Macready described Charles Kemble as a first-rate actor in second-rate parts, and said that “in Hamlet he was Charles Kemble at his heaviest,” while other critics dismiss his Hamlet as “passable.” Thus do the doctors of criticism disagree.
It was said of Forrest, many years ago, that “his Hamlet seemed like some philosophical Hercules rather than the sad, unhappy youth of Denmark.” If this was true of him when first spoken, it was much more true of him in his representation of the part during the later years of his life, and as he is only remembered by the large majority of the play-goers of the present. Forrest was too great an artist to play badly any part he ever undertook, but his Hamlet certainly was the least pleasing of all his Shaksperian rôles. Physically, he was altogether too robust. His too, too solid flesh was bone and muscle.
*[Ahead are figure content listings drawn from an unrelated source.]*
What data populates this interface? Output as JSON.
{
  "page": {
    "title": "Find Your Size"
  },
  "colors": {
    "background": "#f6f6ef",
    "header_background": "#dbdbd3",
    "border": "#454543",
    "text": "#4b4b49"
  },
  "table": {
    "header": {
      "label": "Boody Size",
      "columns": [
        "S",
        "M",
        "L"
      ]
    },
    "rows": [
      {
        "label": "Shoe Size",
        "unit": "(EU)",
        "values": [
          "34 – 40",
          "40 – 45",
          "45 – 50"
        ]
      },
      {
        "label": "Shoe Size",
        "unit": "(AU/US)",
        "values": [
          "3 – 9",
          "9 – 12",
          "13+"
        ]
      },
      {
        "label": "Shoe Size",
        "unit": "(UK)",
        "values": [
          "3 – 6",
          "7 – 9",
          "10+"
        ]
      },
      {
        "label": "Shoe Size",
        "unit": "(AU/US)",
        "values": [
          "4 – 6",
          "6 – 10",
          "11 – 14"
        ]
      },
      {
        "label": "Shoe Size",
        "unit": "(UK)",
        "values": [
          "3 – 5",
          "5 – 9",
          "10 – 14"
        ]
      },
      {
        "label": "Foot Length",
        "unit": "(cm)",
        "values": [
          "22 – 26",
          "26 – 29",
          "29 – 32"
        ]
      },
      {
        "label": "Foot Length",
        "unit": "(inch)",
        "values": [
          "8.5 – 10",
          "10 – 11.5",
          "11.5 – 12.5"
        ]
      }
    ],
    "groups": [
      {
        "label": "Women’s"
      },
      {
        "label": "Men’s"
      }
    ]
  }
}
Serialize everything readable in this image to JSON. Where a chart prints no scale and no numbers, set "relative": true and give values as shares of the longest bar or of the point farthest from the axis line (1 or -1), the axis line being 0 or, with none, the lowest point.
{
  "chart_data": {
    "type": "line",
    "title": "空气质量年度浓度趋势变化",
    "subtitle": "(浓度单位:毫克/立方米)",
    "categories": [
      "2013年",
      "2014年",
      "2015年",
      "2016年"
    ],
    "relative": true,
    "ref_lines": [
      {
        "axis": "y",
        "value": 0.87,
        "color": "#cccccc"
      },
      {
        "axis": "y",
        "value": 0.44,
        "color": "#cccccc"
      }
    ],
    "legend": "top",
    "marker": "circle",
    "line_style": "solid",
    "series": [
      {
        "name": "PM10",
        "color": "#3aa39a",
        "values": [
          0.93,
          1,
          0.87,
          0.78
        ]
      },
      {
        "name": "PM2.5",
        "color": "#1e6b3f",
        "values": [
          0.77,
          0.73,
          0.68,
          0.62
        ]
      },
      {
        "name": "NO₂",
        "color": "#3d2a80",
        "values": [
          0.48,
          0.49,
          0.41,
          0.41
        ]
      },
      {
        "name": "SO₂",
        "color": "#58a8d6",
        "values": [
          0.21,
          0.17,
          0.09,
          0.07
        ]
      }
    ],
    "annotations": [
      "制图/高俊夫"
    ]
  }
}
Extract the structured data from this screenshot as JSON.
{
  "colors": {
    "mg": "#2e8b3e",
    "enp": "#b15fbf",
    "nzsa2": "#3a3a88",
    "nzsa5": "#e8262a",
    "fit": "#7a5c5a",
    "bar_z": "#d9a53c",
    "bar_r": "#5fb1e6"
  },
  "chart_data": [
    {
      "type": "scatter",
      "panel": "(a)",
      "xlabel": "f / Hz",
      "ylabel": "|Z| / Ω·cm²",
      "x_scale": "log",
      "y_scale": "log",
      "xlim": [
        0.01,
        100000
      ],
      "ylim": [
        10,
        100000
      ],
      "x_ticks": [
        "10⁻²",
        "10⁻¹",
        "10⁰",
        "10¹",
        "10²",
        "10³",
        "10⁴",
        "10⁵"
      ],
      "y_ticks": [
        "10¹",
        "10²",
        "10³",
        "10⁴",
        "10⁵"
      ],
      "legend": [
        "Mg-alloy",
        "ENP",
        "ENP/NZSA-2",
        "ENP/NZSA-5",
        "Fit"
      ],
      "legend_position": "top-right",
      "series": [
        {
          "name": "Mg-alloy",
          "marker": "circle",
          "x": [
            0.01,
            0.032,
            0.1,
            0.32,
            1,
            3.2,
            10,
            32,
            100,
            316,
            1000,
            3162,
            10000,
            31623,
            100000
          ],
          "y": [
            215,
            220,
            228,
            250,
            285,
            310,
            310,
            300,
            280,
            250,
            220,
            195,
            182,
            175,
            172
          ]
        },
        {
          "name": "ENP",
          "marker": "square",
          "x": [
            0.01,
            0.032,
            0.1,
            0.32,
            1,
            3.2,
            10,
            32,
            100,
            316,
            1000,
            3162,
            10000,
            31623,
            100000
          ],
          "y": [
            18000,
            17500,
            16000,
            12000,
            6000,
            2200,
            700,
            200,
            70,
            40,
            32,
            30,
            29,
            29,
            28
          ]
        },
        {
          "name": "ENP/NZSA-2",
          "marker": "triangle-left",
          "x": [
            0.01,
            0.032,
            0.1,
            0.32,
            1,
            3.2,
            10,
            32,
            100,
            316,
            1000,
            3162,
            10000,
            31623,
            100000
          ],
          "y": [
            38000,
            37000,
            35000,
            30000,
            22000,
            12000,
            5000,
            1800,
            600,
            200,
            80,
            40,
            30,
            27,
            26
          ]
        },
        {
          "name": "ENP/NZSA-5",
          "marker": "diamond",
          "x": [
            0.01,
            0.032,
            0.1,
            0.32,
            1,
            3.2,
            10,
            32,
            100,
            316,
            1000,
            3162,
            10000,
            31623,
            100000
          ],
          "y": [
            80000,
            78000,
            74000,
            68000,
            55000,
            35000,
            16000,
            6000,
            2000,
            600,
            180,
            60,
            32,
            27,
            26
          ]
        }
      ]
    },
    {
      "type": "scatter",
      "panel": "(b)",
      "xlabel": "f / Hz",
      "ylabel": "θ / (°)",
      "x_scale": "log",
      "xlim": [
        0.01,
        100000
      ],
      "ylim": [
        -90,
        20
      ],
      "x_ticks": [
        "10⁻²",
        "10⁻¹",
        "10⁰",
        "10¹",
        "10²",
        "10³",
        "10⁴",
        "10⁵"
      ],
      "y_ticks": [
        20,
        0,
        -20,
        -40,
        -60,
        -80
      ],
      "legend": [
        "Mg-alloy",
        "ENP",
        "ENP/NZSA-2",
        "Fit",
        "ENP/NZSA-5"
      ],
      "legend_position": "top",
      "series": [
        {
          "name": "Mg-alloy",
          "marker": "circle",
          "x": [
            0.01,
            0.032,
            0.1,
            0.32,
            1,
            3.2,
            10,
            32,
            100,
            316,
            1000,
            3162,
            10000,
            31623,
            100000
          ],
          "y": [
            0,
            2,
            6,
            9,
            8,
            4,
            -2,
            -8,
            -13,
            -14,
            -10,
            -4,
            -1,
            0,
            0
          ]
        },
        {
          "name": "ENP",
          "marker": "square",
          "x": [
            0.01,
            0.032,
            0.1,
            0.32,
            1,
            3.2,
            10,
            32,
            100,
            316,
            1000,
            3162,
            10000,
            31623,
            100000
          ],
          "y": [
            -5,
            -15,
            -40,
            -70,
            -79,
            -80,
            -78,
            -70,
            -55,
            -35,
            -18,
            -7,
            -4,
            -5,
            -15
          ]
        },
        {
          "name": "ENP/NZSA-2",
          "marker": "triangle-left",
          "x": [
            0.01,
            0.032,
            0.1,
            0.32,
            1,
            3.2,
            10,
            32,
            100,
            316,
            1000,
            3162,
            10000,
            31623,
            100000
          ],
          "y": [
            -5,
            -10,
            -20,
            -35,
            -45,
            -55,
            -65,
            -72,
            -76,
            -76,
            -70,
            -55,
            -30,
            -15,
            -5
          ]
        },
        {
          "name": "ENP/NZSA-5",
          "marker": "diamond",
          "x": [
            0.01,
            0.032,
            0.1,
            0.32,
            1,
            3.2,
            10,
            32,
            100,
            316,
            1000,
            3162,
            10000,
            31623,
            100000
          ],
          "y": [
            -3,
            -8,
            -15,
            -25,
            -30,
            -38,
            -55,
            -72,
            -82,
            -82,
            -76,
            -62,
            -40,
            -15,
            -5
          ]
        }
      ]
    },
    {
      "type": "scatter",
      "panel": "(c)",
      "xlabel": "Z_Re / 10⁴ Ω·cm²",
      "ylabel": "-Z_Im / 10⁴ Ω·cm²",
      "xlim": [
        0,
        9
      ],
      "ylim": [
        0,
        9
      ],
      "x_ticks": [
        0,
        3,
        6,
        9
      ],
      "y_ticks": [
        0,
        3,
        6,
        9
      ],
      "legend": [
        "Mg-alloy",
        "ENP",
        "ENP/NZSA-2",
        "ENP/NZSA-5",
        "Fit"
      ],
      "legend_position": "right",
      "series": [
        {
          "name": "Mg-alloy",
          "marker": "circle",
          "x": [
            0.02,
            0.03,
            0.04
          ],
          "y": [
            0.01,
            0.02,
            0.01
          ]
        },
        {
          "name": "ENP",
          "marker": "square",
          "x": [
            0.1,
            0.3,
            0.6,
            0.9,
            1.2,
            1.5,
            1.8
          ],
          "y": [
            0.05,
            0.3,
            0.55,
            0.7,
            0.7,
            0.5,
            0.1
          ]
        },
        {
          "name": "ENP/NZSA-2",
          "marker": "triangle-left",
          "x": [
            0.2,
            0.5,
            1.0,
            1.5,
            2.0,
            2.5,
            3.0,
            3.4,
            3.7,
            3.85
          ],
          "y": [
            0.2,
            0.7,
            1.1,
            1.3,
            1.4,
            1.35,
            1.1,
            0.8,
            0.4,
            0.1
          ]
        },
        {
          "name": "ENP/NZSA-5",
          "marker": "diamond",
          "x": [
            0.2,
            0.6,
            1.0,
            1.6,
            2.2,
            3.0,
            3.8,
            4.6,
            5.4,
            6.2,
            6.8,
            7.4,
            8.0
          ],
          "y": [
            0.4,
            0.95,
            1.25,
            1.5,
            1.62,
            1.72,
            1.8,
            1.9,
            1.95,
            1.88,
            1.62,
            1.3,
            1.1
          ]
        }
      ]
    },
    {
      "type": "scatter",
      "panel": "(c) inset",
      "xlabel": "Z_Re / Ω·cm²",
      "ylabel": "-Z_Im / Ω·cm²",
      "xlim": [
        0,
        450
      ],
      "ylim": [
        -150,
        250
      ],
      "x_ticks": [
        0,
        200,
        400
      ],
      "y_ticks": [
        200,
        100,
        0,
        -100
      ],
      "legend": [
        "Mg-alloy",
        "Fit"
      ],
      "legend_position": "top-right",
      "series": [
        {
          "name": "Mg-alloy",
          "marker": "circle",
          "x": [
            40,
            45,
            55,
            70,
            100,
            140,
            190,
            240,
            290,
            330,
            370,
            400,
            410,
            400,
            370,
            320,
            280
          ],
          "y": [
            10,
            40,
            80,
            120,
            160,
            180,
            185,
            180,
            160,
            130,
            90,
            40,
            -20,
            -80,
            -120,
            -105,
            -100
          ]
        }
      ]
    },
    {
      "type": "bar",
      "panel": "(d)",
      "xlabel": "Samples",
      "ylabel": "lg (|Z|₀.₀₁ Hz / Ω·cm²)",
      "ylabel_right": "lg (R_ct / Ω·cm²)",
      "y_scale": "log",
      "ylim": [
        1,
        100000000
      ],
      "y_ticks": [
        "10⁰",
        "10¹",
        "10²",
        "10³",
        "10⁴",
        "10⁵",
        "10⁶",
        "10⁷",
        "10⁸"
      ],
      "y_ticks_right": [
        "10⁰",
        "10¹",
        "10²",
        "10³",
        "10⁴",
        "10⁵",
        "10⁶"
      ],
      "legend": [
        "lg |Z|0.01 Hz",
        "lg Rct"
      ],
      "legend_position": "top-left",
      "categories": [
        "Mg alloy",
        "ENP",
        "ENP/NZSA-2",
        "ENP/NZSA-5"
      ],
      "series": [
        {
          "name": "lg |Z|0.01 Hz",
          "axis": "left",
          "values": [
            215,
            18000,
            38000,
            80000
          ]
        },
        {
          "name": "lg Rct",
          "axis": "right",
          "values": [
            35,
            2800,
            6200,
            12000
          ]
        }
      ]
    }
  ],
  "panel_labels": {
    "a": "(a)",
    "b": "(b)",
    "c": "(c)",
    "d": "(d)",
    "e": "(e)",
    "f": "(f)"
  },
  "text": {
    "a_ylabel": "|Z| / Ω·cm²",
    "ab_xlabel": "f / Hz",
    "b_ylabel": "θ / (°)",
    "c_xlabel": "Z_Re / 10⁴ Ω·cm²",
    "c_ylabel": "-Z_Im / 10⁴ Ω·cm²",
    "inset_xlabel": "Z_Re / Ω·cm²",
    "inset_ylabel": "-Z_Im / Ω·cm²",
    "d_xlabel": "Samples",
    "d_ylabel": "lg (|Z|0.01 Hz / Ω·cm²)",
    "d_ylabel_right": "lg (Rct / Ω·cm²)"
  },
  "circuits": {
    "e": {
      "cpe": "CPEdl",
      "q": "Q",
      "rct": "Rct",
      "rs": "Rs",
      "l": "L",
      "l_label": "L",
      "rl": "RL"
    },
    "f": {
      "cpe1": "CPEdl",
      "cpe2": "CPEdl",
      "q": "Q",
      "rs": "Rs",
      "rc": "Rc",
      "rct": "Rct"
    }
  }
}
The soul of Hamlet, as drawn by his creator, and as conceived by every thorough Shaksperian student since Shakspere’s day, could hardly have existed in a frame so magnificent as that which nature had given Edwin Forrest. No subtle mind, wily as was Hamlet’s, whether it were sound or unsound, was ever found in so sound a body. Forrest, when he was young enough to play Hamlet, never knew what nerves or indigestion were. He gave to the part no little thought, and no doubt he understood it thoroughly; but that it did not suit him physically, and that he realized the fact, seemed often manifest when he was playing it. He presented the tragedy at Niblo’s Garden in 1860, Edwin Booth—at the Winter Garden—appearing in the same part at the same time; and the contrast between the powerful robustious figure, deep chest tones, and somewhat ponderous action of the elder actor, and the lithe, poetic, romantic, melancholy rendition of the younger, was very marked.
CHARLES KEAN.
Forrest first played Hamlet in New York at the Park Theatre, in the month of October, 1829, when he was but twenty-three years of age; and at his last public appearance here, November 22, 1872, he read portions of the tragedy at Steinway Hall. Mr. Eddy, Mr. Studley, and other tragedians of Mr. Forrest’s “school of acting” were not more satisfactory in the part of Hamlet than was Mr. Forrest himself. John McCullough, however, a pupil of Forrest’s, and his leading man for a number of years, met with more success. Although a native of Ireland, his professional life was begun and almost entirely spent in America, and he may be considered a native Hamlet, to this manor born. His voice and action in certain scenes where loud declamation is demanded by the text were quite after the manner of Forrest, but as a whole he excelled his master in the part. He was free from mannerisms, his figure was manly and striking, he was neither too puny nor too burly, his sentiment was not mawkish, nor was his honesty brutal.
George Vandenhoff made his first appearance in America at the Park Theatre, New York, on the 21st of September, 1842, in the character of Hamlet, when Miss Sarah Hildreth, afterwards the wife of Gen. Benjamin F. Butler, was the Ophelia. The Polonius was Henry Placide, whom Mr. Vandenhoff, in his Leaves from an Actor’s Note-Book, called “the best Polonius and the best actor in his varied line in this country”; the Ghost was William Abbott, a superior actor in the higher range of parts; the Grave-digger was John Fisher, very popular and very able; the Horatio was Thomas Barry, who won for himself in later years no little distinction in New York and in Boston in the highest tragedy rôles; and the first Mrs. Thomas Barry, an actress of some ability, was Mr. Vandenhoff’s Player Queen.